They found that the well-armoured body of Habelia optata was divided into a head, a mid-section (thorax) and lower section (post-thorax) all of which were covered in a variety of different spines and appendages.

The thorax has five pairs of walking legs, while the post-thorax is connected to appendages that were likely used for respiration.

"Scorpions and the now-extinct sea scorpions are also chelicerates with bodies divided into three distinct regions," said Cédric Aria from the University of Toronto. "We think that these regions broadly correspond to those of Habelia.
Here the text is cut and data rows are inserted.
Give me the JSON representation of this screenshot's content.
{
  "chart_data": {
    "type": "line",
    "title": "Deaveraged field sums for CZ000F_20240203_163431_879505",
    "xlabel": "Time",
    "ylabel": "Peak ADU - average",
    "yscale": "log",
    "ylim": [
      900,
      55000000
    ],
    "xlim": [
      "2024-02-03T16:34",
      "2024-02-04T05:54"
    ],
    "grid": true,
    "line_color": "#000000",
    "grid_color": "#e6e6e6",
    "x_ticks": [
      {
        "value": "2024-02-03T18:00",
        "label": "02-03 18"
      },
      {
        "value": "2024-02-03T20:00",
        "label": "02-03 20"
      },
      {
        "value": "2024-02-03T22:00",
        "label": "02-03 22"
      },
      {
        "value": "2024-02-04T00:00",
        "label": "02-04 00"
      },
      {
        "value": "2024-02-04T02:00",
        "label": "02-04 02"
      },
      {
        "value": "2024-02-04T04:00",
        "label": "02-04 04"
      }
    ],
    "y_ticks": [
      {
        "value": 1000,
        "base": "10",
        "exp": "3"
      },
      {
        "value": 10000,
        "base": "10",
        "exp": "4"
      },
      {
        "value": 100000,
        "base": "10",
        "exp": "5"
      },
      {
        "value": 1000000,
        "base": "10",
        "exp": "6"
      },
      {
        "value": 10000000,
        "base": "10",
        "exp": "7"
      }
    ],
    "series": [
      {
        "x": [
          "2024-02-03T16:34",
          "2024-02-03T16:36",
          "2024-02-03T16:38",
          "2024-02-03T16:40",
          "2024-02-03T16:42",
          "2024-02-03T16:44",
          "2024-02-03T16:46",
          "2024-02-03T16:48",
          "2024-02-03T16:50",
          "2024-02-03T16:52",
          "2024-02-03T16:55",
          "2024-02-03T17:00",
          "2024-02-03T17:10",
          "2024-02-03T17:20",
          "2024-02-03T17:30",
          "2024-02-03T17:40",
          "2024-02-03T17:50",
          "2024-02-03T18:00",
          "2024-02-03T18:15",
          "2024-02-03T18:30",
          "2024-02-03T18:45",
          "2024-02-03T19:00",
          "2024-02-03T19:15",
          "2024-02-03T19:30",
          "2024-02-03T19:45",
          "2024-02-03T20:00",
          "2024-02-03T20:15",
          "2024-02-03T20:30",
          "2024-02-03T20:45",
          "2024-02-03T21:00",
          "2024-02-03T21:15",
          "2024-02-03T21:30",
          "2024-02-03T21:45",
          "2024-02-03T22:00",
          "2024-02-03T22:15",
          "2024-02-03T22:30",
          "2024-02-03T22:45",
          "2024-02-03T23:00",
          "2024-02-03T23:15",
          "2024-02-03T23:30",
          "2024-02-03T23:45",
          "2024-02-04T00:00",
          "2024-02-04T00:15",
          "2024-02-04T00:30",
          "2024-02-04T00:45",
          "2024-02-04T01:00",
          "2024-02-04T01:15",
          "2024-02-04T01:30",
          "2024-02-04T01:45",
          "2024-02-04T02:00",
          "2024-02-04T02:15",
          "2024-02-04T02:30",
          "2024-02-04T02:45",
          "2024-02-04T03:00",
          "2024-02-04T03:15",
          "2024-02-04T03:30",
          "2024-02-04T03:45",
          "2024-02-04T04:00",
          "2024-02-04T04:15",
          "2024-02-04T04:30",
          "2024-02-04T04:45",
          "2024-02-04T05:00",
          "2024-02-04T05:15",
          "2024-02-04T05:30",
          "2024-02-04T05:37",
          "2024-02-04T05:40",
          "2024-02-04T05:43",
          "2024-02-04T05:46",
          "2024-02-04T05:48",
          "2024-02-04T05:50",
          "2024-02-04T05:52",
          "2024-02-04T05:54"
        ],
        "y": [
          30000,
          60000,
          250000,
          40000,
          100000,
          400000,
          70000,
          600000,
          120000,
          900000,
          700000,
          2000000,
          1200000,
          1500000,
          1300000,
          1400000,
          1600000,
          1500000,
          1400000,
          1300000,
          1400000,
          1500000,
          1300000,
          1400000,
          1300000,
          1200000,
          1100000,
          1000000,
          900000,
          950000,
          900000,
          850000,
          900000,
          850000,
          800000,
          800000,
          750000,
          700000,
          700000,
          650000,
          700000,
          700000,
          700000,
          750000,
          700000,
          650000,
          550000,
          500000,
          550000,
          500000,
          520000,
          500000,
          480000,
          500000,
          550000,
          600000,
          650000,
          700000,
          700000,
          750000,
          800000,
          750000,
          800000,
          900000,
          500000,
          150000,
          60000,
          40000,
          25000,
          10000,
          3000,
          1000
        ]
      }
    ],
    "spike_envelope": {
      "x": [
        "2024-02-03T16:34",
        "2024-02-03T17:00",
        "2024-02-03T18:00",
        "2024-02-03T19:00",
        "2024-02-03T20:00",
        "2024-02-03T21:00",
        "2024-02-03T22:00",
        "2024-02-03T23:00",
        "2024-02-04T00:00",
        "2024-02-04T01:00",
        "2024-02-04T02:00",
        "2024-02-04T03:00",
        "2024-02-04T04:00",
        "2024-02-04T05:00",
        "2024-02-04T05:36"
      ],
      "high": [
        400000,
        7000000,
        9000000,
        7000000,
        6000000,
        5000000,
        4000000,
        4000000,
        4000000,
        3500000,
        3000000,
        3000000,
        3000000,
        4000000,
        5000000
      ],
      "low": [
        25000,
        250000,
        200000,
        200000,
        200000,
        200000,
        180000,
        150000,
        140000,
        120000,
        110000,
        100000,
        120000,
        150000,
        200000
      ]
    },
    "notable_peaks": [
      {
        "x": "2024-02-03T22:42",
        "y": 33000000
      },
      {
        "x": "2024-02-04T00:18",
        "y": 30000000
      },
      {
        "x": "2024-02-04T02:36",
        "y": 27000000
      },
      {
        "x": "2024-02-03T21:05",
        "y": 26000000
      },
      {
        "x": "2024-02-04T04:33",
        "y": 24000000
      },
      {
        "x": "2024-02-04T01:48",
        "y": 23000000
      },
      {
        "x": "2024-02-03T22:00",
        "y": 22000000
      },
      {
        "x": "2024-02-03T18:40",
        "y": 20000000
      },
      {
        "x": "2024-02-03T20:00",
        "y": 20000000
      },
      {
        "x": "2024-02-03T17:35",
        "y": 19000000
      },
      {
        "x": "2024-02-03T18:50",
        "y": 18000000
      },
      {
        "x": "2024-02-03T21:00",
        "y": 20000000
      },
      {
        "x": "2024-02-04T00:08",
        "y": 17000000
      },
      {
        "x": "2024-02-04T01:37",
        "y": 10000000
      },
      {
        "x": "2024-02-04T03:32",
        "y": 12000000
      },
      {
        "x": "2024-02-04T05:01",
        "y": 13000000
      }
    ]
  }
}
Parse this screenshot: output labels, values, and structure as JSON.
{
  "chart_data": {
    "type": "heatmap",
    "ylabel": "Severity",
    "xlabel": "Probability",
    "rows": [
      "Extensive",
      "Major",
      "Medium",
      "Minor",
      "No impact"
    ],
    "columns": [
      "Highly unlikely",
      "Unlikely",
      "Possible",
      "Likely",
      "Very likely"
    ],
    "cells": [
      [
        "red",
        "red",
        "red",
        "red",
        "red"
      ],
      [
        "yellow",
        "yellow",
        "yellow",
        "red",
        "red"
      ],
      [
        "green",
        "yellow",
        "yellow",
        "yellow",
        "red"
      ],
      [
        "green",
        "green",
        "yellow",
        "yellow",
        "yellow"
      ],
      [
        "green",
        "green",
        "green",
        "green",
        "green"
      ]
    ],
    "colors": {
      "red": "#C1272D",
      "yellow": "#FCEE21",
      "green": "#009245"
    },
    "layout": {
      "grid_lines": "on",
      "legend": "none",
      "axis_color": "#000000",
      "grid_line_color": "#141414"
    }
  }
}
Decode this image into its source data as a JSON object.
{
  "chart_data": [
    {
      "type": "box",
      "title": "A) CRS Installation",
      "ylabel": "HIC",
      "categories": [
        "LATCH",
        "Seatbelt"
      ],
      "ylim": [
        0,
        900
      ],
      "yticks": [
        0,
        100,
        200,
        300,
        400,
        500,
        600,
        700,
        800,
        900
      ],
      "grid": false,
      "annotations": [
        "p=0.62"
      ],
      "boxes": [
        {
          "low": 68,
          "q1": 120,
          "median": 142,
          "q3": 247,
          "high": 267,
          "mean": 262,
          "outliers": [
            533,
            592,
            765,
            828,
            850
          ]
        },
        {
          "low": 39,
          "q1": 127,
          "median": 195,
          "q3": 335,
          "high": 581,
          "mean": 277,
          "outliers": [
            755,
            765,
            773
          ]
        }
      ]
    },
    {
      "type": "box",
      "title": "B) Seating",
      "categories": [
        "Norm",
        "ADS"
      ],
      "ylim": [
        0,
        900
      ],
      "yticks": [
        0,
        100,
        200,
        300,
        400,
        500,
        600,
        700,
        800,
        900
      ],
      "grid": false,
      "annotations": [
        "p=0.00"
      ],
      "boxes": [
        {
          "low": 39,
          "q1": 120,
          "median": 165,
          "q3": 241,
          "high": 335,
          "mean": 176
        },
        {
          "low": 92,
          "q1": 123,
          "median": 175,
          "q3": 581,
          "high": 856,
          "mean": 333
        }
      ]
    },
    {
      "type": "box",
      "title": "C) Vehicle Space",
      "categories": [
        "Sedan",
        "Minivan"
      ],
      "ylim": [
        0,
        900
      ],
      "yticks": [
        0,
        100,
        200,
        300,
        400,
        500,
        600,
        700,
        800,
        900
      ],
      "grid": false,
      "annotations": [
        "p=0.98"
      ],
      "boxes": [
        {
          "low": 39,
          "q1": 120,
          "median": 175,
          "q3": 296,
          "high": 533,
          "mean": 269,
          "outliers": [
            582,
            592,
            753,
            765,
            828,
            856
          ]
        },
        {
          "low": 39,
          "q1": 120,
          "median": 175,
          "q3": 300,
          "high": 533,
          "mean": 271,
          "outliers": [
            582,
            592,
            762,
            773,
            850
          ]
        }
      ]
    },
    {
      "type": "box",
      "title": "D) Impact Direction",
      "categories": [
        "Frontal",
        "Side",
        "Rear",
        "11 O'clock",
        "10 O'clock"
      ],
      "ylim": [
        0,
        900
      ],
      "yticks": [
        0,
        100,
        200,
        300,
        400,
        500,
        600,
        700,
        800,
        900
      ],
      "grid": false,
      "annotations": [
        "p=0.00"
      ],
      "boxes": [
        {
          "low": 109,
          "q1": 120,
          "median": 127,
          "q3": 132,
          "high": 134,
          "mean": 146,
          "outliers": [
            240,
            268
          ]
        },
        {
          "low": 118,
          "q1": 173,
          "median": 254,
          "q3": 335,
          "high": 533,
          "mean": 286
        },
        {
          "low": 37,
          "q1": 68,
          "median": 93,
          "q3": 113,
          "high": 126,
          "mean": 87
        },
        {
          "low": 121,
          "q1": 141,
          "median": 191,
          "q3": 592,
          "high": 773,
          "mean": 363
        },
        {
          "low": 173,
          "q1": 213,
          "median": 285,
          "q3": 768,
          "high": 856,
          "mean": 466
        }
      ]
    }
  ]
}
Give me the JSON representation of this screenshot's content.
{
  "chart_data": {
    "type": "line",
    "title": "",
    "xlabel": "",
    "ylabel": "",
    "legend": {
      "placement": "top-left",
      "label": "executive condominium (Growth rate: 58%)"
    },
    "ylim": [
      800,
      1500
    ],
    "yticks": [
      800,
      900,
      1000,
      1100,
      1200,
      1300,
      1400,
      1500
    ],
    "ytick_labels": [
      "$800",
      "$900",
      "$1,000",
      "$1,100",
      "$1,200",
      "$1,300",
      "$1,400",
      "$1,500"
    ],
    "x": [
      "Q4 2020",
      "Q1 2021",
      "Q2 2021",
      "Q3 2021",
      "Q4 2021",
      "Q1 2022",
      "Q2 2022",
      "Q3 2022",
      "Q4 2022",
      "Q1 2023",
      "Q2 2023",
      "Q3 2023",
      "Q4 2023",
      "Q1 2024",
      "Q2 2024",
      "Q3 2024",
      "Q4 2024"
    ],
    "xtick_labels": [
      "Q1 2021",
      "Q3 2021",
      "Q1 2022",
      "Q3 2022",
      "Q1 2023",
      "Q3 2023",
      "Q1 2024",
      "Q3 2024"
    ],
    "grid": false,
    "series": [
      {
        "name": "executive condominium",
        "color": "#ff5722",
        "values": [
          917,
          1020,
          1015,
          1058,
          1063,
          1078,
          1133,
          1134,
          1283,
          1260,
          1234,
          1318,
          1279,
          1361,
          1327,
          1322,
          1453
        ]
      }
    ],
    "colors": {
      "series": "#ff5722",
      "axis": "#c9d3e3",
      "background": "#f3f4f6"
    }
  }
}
But a major difference is that scorpions and sea scorpions, like all chelicerates, literally 'walk on their heads,' while Habelia still had walking appendages in its thorax."

The researchers think that this peculiar difference in anatomy between Habelia and modern chelicerates led to the evolution of an especially complex head.

This head includes five strange appendages, including a large plate for chewing, a leg-like branch with stiff spines for grasping and a slender branch which enabled the animal to feel and sense its environment.

"This complex apparatus of appendages and jaws made Habelia an exceptionally fierce predator for its size," said Aria. "It was likely both very mobile and efficient in tearing apart its preys."

It most likely hunted small creatures with shells and other arthropods which were abundant in the oceans at the time.

Habelia lived during the so-called 'Cambrian explosion', a period of rapid evolutionary change where most of the major animal groups first emerged in the fossil record.